Draco sauntered over, and leant on the banister of the staircase. “Well, well, if isn’t the poorest pure blood family in the wizarding world…and the richest half blood. And, who do we have here?” he gave Buffy an appreciative up-down glance.
Spike hooked his arm around Buffy’s middle and said, “She’s mine.”
Malfoy looked disdainful. “Yes, but what’s your name?” he addressed Buffy again.
“Buffy” she replied with a girlish smirk, “what’s yours?”
Spike snarled again.
“Draco” Malfoy replied slowly, a lock of blonde hair falling into his searing blue eyes.
“Come on Buffy!” Willow called, with a strange look at Malfoy.
Buffy walked towards Willow, who was holding a tall stack of books with weird titles like “Hogwarts: A History”.
“I got you books too” Willow said, still glancing at Malfoy.
“Aw, thanks Will” Buffy smiled.
“No problem” Willow said finally.
“What?” Buffy asked, “What is it?”
“Nothing,” Willow giggled, “it just looks like Spike’s gonna bite Malfoy!”
Buffy twirled around in time to see Malfoy gasp in horror at Spike’s vampire visage.
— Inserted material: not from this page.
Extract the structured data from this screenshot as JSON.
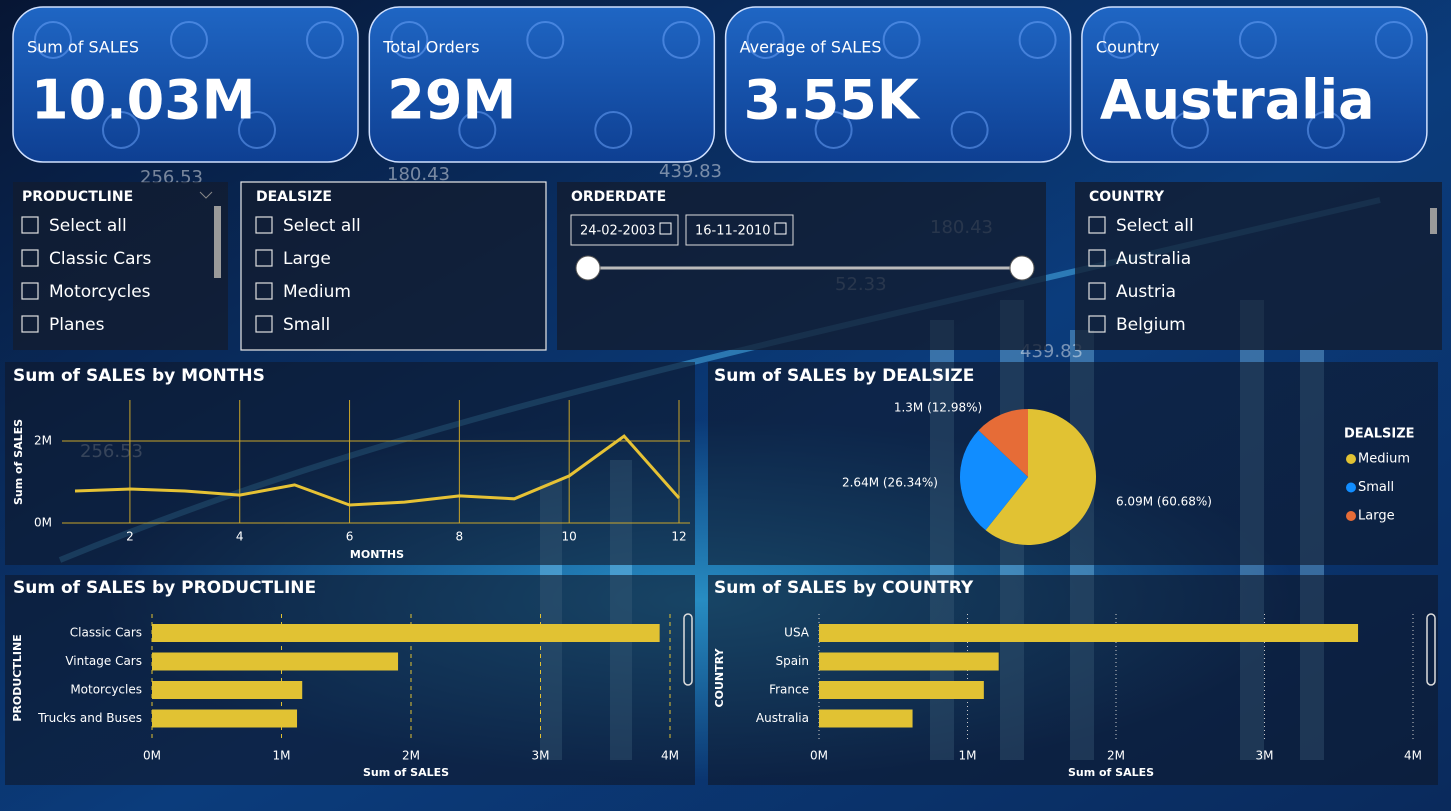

Harry and Ron saw it too and laughed heartily. “Wow, I guess he’s not that scary, hey” Harry commented to Ron, grinning evilly.
Spike swaggered over. “So, luv, enjoying your school books?”
Buffy punched him lightly on the arm. “I was just trying to make you jealous!” she goaded.
Spike scowled. “I’m not jealous.” He muttered.
“Behold my success” Buffy retorted.
Spike looked crestfallen all of a sudden.
“Aw, don’t look like that. You know I love you and ONLY you!” she gave him a fierce hug and there was a small crack.
“Ow!” Spike gasped.
Buffy frowned. “Sorry” she apologized, “Sl-”
“Yeah, I know, Slayer strength.”
Everyone bought their books from the wheezing youth behind the counter, and Harry very generously offered to pay the Scoobies way, seeing as they had no wizarding money.
“Thanks so much!” Willow appreciatively grinned.
“No problem,” Harry smiled back, “I’ve got no shortage.”
“We know,” Xander told him, “we read the books.”
The whole party headed down the road to Florean’s curlicue little ice cream shop, and once again Harry and Hermione shouted the Sunnydale gang to gelatos.
“Guys, seriously, no more stuff!” Buffy told them. It was not only generous of them, but also really strange to have ice cream bought for you by a fictional character from an illusory ice cream parlour.
“Yes,” Giles piped in, “it is very charitable of you but after this trip we should make our own way in this wizarding world.”
“How?” Ginny asked curiously. “You can’t get a job whilst you’re at Hogwarts. And how long are you planning on staying anyway? Don’t you want to get back to your own world?”
“Well,” Giles replied, “you’re forgetting I have a job. I’m the new librarian. And I currently have no idea at all how to get back to Sunnydale, and none of you seem to have the skills necessary.”
“Hey!” said Ron indignantly.
“Dumbledore might know” Hermione suggested, “He always seems to know everything.”
“I dunno,” Buffy interrupted, “I like it here for the moment. I’d be interested to look around this world a bit more thoroughly.”
She bit her lip. “I sounded just like Giles then didn’t I.”
Willow, Spike and Xander all nodded.
“Damn!”
Giles frowned. “Well, I suppose we’ll find out when we get to Hogwarts.”